Entre o que avaliam o governo como regular, são 77% que defendem que o clima está sendo alterado por ação humana, portanto acima da margem de erro dos outros dois grupos. E 6% por ação humana aliada a outras razões e 11% por outros motivos. Nos três grupos, apenas 2% dizem que não há mudança climática.

O consenso não é à toa, uma vez que todos sentiram na pele as Nações Unidas vem anunciando: que 2023 será o ano mais quente já registrado. Entre os entrevistados da Genial/Quaest, 92% apontam que 2023 foi mais quente que os anos anteriores e 55% dizem que tivemos mais incêndios.
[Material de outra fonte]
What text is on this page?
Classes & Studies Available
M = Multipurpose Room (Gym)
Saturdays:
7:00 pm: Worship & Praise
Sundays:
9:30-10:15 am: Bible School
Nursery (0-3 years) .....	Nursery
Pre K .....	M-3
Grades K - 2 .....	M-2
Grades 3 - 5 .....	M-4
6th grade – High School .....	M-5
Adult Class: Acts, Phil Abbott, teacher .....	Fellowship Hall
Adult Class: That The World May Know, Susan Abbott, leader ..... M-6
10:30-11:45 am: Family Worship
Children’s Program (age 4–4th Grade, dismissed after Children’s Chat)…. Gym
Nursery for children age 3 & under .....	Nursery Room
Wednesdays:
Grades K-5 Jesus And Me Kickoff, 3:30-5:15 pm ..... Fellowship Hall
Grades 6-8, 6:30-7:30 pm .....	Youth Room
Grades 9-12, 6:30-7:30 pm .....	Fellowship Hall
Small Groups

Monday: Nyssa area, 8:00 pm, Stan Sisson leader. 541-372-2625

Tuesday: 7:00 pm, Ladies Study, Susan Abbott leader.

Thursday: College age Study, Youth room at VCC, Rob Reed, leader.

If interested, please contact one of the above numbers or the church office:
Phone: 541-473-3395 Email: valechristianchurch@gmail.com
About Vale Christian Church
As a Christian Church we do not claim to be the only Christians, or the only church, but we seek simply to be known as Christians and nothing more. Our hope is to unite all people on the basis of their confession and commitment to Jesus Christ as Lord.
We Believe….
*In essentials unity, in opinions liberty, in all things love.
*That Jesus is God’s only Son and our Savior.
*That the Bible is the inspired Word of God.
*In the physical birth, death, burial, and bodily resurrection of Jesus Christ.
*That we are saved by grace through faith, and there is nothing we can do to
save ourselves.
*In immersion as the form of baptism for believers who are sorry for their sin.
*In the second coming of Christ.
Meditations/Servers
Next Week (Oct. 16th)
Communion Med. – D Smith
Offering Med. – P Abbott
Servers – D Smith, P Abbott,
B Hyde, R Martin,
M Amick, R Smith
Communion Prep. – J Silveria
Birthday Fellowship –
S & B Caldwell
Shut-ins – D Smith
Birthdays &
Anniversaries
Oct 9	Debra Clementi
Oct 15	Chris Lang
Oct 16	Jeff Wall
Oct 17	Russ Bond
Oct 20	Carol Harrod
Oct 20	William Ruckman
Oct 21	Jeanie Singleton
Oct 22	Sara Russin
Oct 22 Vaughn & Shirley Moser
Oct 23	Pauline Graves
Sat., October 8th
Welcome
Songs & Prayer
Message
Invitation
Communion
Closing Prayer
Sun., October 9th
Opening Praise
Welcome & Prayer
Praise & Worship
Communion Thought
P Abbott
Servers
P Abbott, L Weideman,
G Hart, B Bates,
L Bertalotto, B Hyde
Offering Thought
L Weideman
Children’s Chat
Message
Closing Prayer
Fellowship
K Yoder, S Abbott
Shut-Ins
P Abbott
Sobre o desmatamento, 50% dizem que ele aumentou, 19% que foi igual e 22% que foi menor. Dados do Instituto Nacional de Pesquisas Espaciais (Inpe) apontam que o desmatamento na região amazônica caiu 42% de janeiro a julho, mas disparou no Cerrado. No total, 60% acreditam que vai faltam água no mundo, frente a 35% que acham que não.

A taxa é de 60% entre os que votaram em Lula, 62% entre os eleitores de Bolsonaro e 59% dos que votaram branco, nulo ou se abstiveram. E 58% entre os que avaliam o governo Lula como positivo, 62% como negativo e 62% como regular. Tudo dentro da margem de erro.

Pesquisa sugere dissociação entre lideranças bolsonaristas e eleitores

Os dados da pesquisa mostram que existe uma divergência entre a maioria do eleitorado de Bolsonaro e lideranças bolsonaristas que negam ou menosprezam as mudança climáticas.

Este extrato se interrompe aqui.